I voli inizieranno ad atterrare allo scalo a partire da ottobre, mesi in cui inizia ufficialmente la stagione invernale.

«Tenuto conto del progetto di fusione esistente fra la società Aeroporto di Salerno Costa d’Amalfi S.p.A e la società GE.S.A.C. S.p.A., rispettivamente gestori degli aeroporti di Salerno Pontecagnano e Napoli Capodichino si legge tra le premesse della disposizione Enac – che comporterà la creazione di un sistema aeroportuale fra i predetti scali nel rispetto del quadro normativo vigente, in ragione della suddetta interscambiabilità, la riduzione dei voli annui di aviazione generale su Napoli induce un ricollocamento di 4.500 voli sull’aeroporto di Salerno Pontecagnano».

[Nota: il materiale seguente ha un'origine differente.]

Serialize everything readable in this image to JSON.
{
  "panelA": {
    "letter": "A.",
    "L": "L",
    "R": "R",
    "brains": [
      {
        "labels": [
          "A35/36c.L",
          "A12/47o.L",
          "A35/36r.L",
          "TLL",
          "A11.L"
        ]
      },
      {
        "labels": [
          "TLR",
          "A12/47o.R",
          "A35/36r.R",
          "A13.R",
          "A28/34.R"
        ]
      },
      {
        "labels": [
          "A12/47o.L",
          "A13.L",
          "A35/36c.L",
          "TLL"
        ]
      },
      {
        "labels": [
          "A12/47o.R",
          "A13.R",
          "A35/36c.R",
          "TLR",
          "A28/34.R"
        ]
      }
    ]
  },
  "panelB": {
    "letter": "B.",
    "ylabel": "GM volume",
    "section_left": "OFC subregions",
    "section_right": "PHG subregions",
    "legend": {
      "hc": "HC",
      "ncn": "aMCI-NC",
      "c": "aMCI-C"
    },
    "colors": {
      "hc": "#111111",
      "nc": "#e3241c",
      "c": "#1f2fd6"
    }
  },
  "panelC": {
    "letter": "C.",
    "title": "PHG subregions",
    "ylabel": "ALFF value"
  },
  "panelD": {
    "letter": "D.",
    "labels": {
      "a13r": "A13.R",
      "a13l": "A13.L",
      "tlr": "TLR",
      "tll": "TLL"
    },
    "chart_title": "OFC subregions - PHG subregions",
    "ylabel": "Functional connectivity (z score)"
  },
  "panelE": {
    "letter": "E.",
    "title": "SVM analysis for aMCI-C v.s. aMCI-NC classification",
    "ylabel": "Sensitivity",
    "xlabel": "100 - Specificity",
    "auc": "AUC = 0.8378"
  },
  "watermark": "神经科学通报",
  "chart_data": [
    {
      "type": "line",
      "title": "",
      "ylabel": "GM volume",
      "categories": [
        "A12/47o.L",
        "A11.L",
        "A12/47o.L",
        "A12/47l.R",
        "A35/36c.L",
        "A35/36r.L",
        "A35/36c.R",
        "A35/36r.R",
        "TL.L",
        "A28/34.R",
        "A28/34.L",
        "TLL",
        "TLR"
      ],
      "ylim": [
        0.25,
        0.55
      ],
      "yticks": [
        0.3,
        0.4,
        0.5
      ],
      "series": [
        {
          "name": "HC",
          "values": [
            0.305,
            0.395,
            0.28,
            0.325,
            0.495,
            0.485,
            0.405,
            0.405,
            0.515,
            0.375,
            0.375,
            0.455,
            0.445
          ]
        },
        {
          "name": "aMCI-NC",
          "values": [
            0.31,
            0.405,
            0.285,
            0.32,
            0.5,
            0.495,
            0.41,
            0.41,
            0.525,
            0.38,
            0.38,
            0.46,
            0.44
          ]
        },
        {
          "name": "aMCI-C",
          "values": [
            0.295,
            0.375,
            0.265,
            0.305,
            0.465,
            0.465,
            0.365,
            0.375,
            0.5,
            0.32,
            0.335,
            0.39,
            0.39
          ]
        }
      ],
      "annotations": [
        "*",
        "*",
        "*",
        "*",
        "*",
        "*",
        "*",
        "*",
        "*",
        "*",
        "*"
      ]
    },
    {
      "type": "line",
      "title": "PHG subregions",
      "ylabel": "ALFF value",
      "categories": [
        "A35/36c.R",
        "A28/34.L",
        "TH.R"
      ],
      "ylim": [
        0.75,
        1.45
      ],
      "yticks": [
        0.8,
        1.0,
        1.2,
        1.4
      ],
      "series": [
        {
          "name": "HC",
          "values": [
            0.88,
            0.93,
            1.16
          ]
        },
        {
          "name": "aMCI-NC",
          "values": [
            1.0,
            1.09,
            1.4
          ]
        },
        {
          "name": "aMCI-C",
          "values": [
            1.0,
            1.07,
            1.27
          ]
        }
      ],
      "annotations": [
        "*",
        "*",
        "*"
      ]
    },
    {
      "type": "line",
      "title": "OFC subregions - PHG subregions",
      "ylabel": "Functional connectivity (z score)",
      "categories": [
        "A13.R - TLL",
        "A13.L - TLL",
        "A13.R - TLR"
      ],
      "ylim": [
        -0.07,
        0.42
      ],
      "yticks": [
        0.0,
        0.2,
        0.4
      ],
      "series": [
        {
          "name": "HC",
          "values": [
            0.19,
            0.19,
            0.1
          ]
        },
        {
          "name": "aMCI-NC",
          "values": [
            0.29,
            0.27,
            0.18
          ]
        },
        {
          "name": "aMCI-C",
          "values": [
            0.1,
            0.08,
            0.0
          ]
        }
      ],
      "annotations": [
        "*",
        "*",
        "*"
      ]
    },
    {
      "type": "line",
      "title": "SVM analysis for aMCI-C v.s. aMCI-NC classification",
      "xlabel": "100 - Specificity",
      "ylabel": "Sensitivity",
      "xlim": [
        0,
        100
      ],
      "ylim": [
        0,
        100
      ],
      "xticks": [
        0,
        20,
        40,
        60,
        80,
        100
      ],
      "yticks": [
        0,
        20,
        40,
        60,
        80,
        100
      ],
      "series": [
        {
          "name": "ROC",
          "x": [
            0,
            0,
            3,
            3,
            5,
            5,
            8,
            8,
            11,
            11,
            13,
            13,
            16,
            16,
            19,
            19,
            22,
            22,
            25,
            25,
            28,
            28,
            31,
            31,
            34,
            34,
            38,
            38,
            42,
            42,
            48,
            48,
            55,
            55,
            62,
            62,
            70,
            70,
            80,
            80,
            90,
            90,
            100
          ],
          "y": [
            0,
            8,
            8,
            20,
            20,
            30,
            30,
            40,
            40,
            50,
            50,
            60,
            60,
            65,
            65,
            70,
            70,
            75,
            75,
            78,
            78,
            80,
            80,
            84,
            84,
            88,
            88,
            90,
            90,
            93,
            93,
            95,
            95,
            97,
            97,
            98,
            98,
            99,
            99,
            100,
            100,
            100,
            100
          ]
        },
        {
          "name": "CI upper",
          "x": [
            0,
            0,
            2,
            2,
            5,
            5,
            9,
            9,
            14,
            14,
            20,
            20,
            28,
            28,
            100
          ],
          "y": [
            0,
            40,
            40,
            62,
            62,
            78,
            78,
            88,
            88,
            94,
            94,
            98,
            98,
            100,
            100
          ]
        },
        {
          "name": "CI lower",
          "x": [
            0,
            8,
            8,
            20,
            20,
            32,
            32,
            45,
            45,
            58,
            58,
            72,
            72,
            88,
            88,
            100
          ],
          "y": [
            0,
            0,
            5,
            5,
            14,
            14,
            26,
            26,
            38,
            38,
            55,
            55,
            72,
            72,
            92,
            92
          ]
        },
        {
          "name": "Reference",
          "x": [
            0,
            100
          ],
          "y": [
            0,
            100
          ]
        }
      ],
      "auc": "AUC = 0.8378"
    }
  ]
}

«Entro metà mese – spiega Antonio Ferraro, presidente del consiglio di amministrazione di Aeroporto di Salerno spa sempre a Il Mattino – saranno completati tutti gli aggiornamenti dei documenti che, inizialmente, erano stati predisposti. Possiamo dire di essere a più di metà del percorso, differentemente dalle questioni burocratiche nazionali».

Dopo le due firme ministeriali per la concessione definitiva, i vertici dello scalo salernitano attendono l’ultimo step: la registrazione del decreto stesso alla Corte dei Conti.

«Speriamo si faccia il prima possibile aggiunge Ferraro perché così potrà essere finalmente sbloccata anche la questione del bando di gara per la pista. Non dobbiamo dimenticare che c’è una scadenza da rispettare necessariamente, e cioè la fine del 2019. Entro questa data il progetto deve essere cantierabile, altrimenti rischiamo di dire addio ai 40 milioni di euro del vecchio Sblocca Italia».